[UPDATED: 25 November 2007 - Slight flow changes to the content]
I've just returned from the IIR/SharedInsights Portals, Collaboration and Content Management conference. While I've been speaking at this conference for a few years, this year's conference was a bit unique. Unlike past conferences, where the vast majority of the attendees were more business oriented and "non-denominational" when it came to technology, this year's attendees were more technical and were very interested in specific technologies -- a good many of them interested in SharePoint. It seemed that many of the attendees were either starting to implement or had implemented "phase 1," a smaller percentage were making their final decisions around what portal platform they would implement in the coming months -- almost universally, SharePoint was in the product mix, if not the chosen portal platform (hence the interest). However, there still seemed to be a lot of basic questions about how SharePoint would fit in the enterprise. To that end, I wanted to recommend a book written by some former colleagues of mine. It's called Essential SharePoint 2007.
Amazon.com: Essential SharePoint 2007: Books: Scott Jamison,Mauro Cardarelli,Susan Hanley
What makes this book somewhat unique in the space (since there are absolutely tons of book on SharePoint 2007) is that it takes a less technological route. The book focuses on business usage more than technological implementation. I would recommend it as good starting point for anyone interested in SharePoint -- whether or not you're technically inclined. In addition, CMSWatch also has a number of reports which compare SharePoint to other tools in the ECM/Portal space. These reports would also be valuable for anyone considering SharePoint.

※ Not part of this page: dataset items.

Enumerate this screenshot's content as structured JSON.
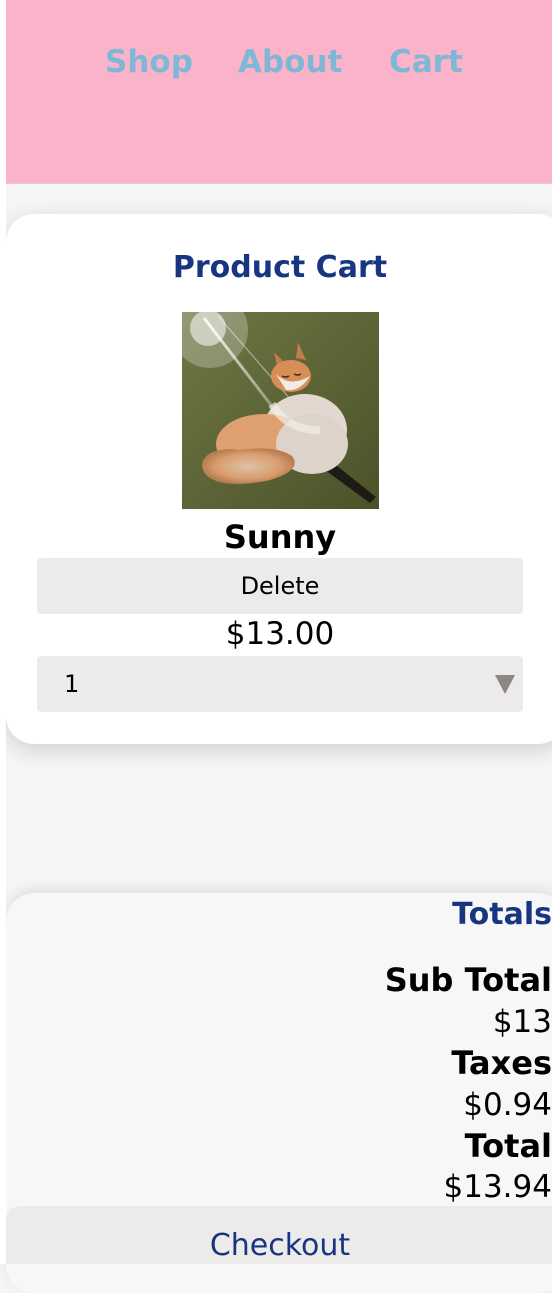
{
  "nav": {
    "links": [
      "Shop",
      "About",
      "Cart"
    ]
  },
  "cart": {
    "title": "Product Cart",
    "item": {
      "name": "Sunny",
      "delete_label": "Delete",
      "price": "$13.00",
      "quantity": "1",
      "image_icon": "fox-painting"
    }
  },
  "totals": {
    "title": "Totals",
    "subtotal_label": "Sub Total",
    "subtotal_value": "$13",
    "taxes_label": "Taxes",
    "taxes_value": "$0.94",
    "total_label": "Total",
    "total_value": "$13.94"
  },
  "checkout": {
    "label": "Checkout"
  },
  "colors": {
    "nav_background": "#fab3c8",
    "nav_link": "#7fb7d6",
    "heading": "#173580",
    "button": "#edeaea"
  }
}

Now, even in the SharePoint 2003 days, there was great interest in SharePoint -- organization's interest in 2007 is not really unique. In a good majority of the cases, the Windows SharePoint Services component was and is a very big leap in accessible (easily obtained and easy to install) collaborative technology, but it is also just darn easy to use for the vast majority of typical Office users. Contributing to this ease of use is the fact that the technology is directly integrated with Office -- even people with older versions of Office can use it (you don't have to match SharePoint's version with your Office version). However, the 2007 version (and WSS v3) seems to have created a great deal more buzz.
From what I heard from attendees, most organizations were hoping to leverage the portal capabilities found in MOSS. There was a slightly smaller group interested in pure team collaboration management -- project teams need a place to deposit assets and work from one "song book." Finally, there were those groups who felt that SharePoint was almost a "blight," but needed to figure out how to manage it (my guess is that these individuals got caught in the WSS explosion that occurs in many organizations).
If I were to identify the biggest changes/advantages, it would be in two categories: 1) expanding content management capabilities and 2) improved extensibility. On the content management side, web content management tops the list. This feature allows you to manage traditional web sites using SharePoint. In addition, Microsoft has added new forms of contribution with the addition of Wiki and Blog templates. When you add these capabilities to the business intelligence and forms processing features, Microsoft has taken SharePoint native content management function to a whole new level.
For the developer types, 2007 represents a leap forward in extensibility, where almost everything inside of SharePoint is accessible through the object model. For example, you can write your own authentication provider, to enable SharePoint to use something other than Active Directory to authenticate users (unheard of in SharePoint 2003). It's also now possible to easily add new interface elements to native SharePoint administrative screens using the "features" capability.
For those of you who might be interested in some of the content at the conference, IIR has posted some podcasts on their web site. More podcasts will be posted as time goes by (include my own). If you're interested in attending the spring conference, you can find more details on the IIR web site (you may want to wait a few days before searching around, since the current conference is still running as of 8 November).